An enforceable contract must be formed for a legal purpose, and the consideration given must also be legal. In the case of an illegal contract, the courts will simply declare the contract void and refuse to have any further dealings with the parties. This is also true of agreements that are contrary to public policy, that is, against the morals and ethics of the community.
Also, a contract cannot be formed if one or both parties have made a mistake, or error, about an important aspect of the contract. Often the courts say the mistake must go to the root of the contract or concern a material or fundamental term. Mistakes are classified as common mistake (both parties make the same mistake); mutual mistake (both parties are mistaken but they make different mistakes); and unilateral mistake (one party is mistaken and the other party may or may not know it).
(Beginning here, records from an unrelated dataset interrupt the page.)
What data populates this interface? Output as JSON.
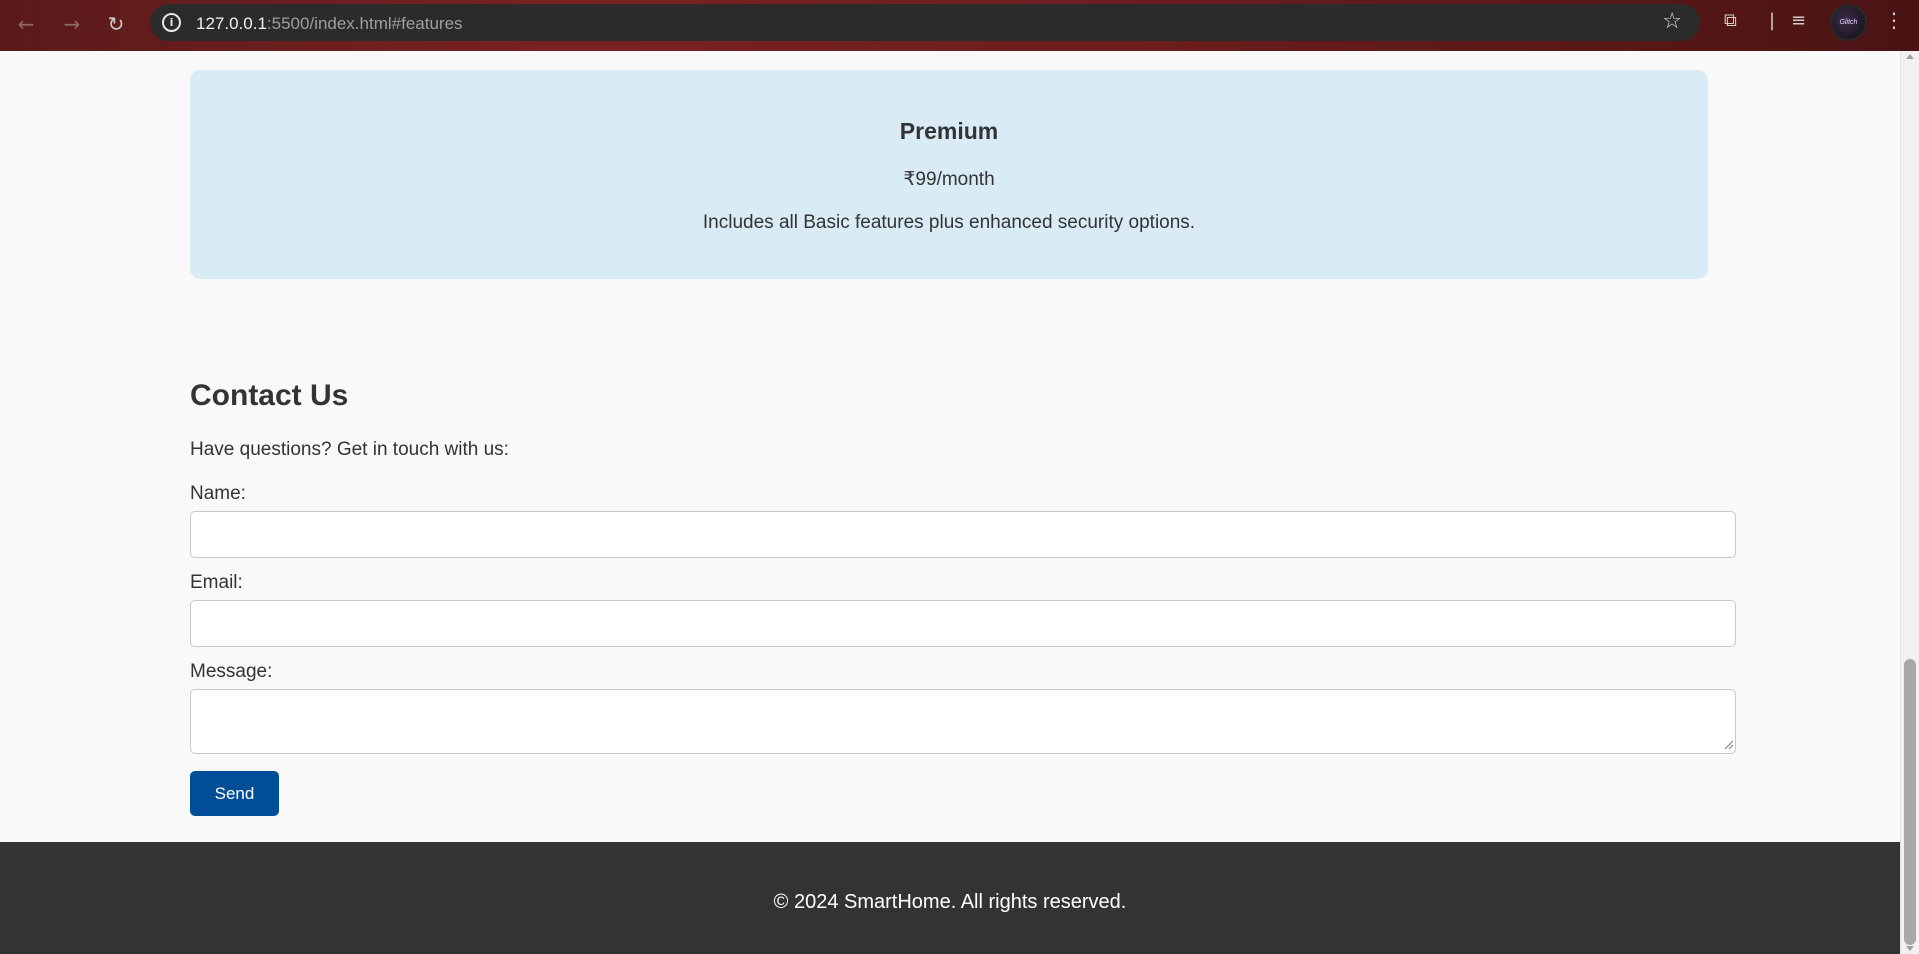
{
  "browser": {
    "url_host": "127.0.0.1",
    "url_rest": ":5500/index.html#features",
    "back_icon": "arrow-left-icon",
    "forward_icon": "arrow-right-icon",
    "reload_icon": "reload-icon",
    "info_icon": "info-icon",
    "info_glyph": "i",
    "bookmark_icon": "star-icon",
    "extensions_icon": "puzzle-icon",
    "media_icon": "media-queue-icon",
    "menu_icon": "kebab-menu-icon",
    "profile_label": "Glitch"
  },
  "plan": {
    "title": "Premium",
    "price": "₹99/month",
    "description": "Includes all Basic features plus enhanced security options."
  },
  "contact": {
    "title": "Contact Us",
    "intro": "Have questions? Get in touch with us:",
    "name_label": "Name:",
    "name_value": "",
    "email_label": "Email:",
    "email_value": "",
    "message_label": "Message:",
    "message_value": "",
    "send_label": "Send"
  },
  "footer": {
    "text": "© 2024 SmartHome. All rights reserved."
  },
  "colors": {
    "card_bg": "#d9ecf5",
    "button_bg": "#004e98",
    "footer_bg": "#333333",
    "page_bg": "#f9f9f9"
  }
}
Misrepresentation means that one party has made a false or inaccurate statement of fact that causes the other party to enter into a contract. A buyer who relied on the misrepresentation could go to court and ask that the contract be declared void on the grounds that no genuine consent actually existed. Contracts can also be voided if duress, unlawful force or pressure, is used to convince a person to enter into it. A situation of undue influence exists when there is a special relationship between the contracting parties that creates a power imbalance so that it impossible for the subordinate or less powerful party to freely give consent. Unconscionability is similar in that it involves a contract between a weak and a strong party in which the bargain is unreasonably weighted in favour of the strong. Both undue influence and unconsciounability render a contract void.